Comprimi os lábios para impedir o sorriso.
— Te dou o espaço que precisa e não te deixo na mira do
assassino. Foi a solução perfeita.
Não sorria, Foster!
Tarde demais.
Depois de meia hora andando, eu diminui minha velocidade
e deixei que Devan me alcançasse.
Nós caminhamos em silêncio e lado a lado durante o resto
do percurso.
Eu detestava verde. O uniforme do orfanato era em um tom
de verde escuro, e depois que eu saí de lá, me recusei a comprar
qualquer peça de roupa que tivesse um mínimo detalhe em verde.
Robin não se atentou a isso.
A imagem no espelho me deixou chocada e surpresa por
alguns instantes, e eu quase não conseguia me reconhecer. Meus
cabelos escuros estavam presos em um coque frouxo, e alguns fios
ondulados caíam para fora, contornando meu rosto. Minhas sardas
não foram apagadas pela maquiagem que Robin fez, mas pela
primeira vez em minha vida, gostei delas. As olheiras sumiram. Uma
linha preta, fina, contornava minha pálpebra e corria delicadamente
até poucos milímetros depois de meus olhos, em um delineado.
E então, o verde.
Meu vestido era verde. Não um verde estranho, daqueles
verdes folha de alface ou verde militar. Era um verde claro, bebê, a
etiqueta dizia verde gold. A parte de cima parecia realmente ter sido
trabalhosa.

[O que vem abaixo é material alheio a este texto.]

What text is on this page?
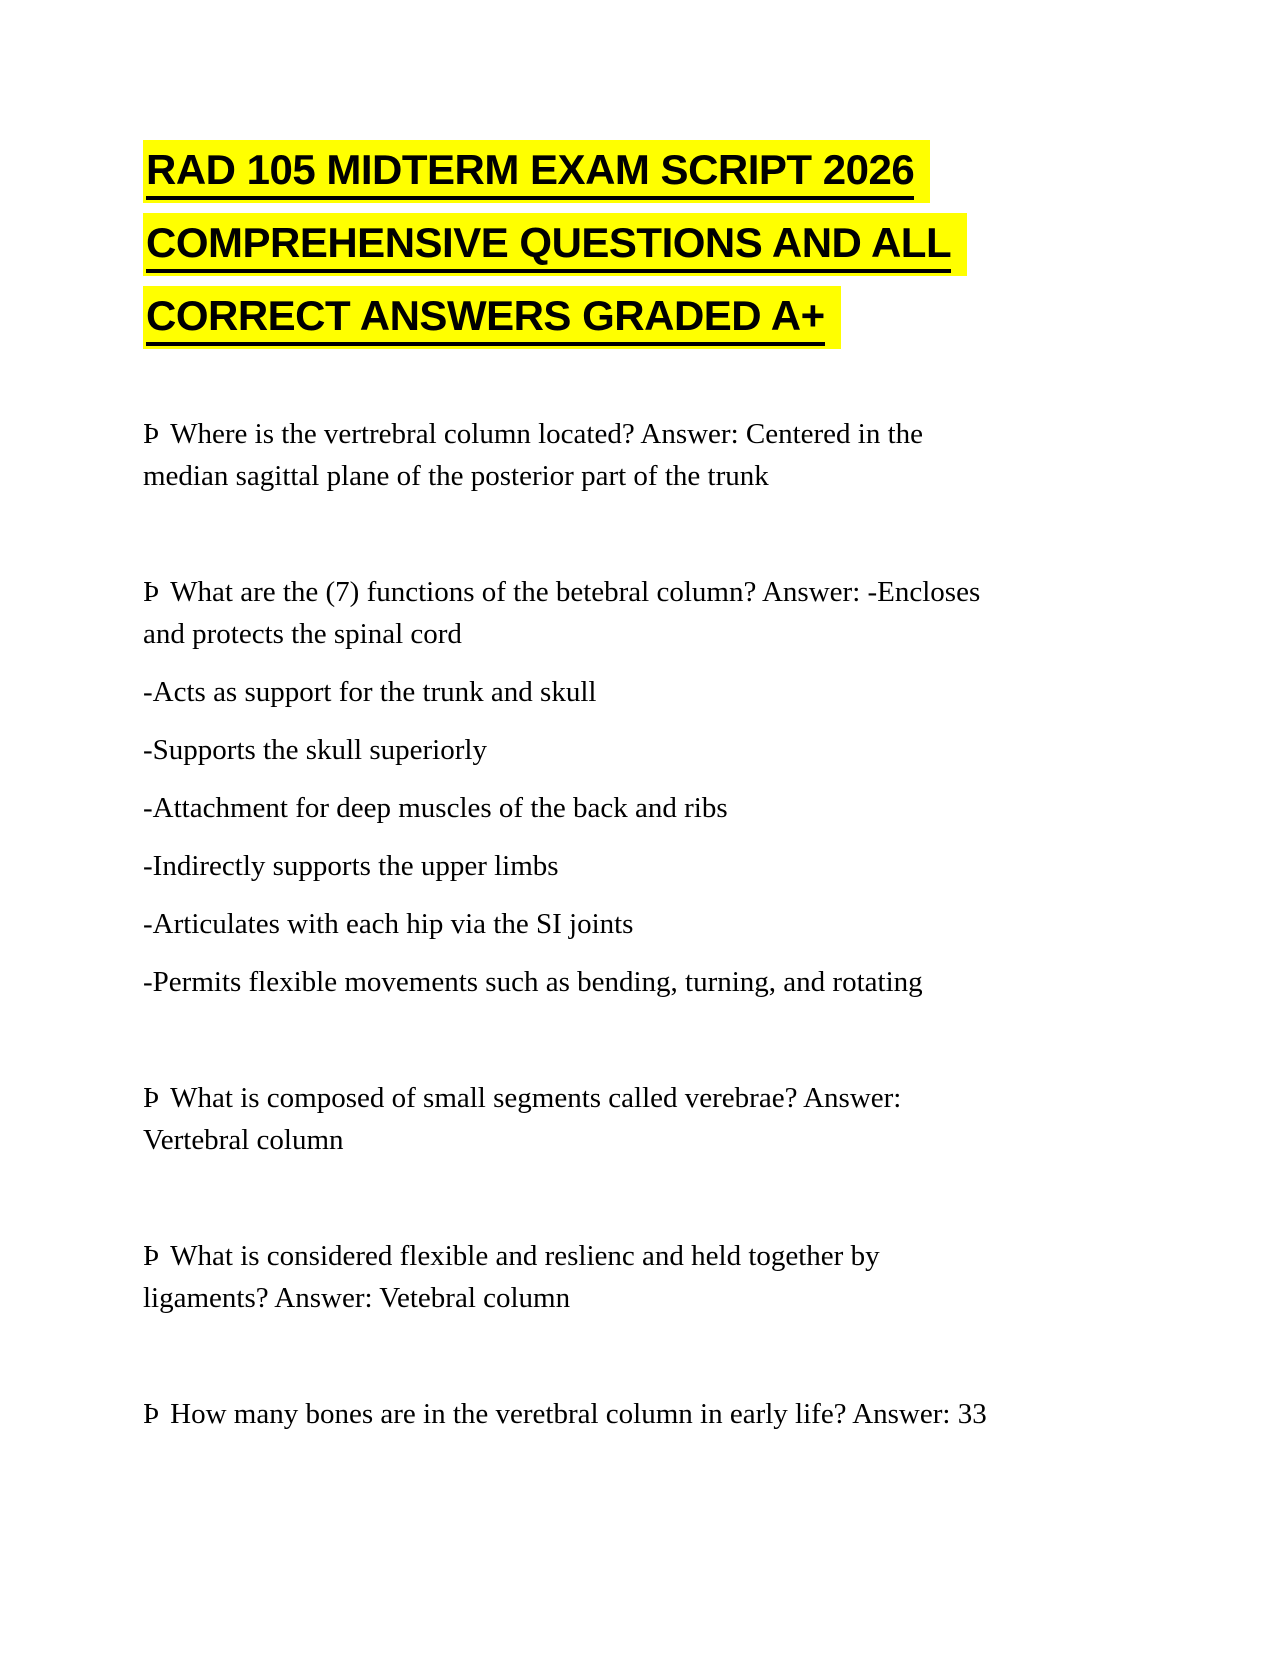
RAD 105 MIDTERM EXAM SCRIPT 2026
COMPREHENSIVE QUESTIONS AND ALL
CORRECT ANSWERS GRADED A+

Þ Where is the vertrebral column located? Answer: Centered in the
median sagittal plane of the posterior part of the trunk

Þ What are the (7) functions of the betebral column? Answer: -Encloses
and protects the spinal cord

-Acts as support for the trunk and skull

-Supports the skull superiorly

-Attachment for deep muscles of the back and ribs

-Indirectly supports the upper limbs

-Articulates with each hip via the SI joints

-Permits flexible movements such as bending, turning, and rotating

Þ What is composed of small segments called verebrae? Answer:
Vertebral column

Þ What is considered flexible and reslienc and held together by
ligaments? Answer: Vetebral column

Þ How many bones are in the veretbral column in early life? Answer: 33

Ela era resumida a duas faixas grossas que cobriam
meus seios e subiam, prendendo-se em meus ombros e deixando
as costas parcialmente nuas. O resto descia solto até meus pés,
modelando-se em minha cintura e caindo como uma cascata ao
chão.
— Qual foi sua real intenção quando escolheu esse vestido
para mim, Allen?— perguntei.
Me virei para a garota, que terminava de colocar suas lentes
de contato. Ela sorriu de lado.
— Nenhuma, Sadie — disse, fazendo-se de ingênua.
Revirei os olhos.
— Você deveria ter me perguntado se esse vestido estava
bom, Robin — eu disse, voltando a me encarar pelo espelho.— E
não é melhor soltar o cabelo?
— Para com isso, Sadie!— ela exclamou, saindo do banheiro
e caminhando até mim.— Você está incrível. Você é linda. Para de
se sentir insegura, ok?
Eu assenti, soltando o ar.
— Ok.
Parei para observá-la. Diferente de mim, Robin tinha os
cabelos escuros soltos, e sua maquiagem estava um pouco mais
carregada que a minha, mas estava linda. Seu vestido era em um
tom de nude escuro, de alças finas.
— Você também está linda — Eu disse.
Ela sorriu.
— Obrigada. Natalie que me ajudou a escolher — falou —
Mas... Sadie? Depois podemos conversar sobre essa tarde?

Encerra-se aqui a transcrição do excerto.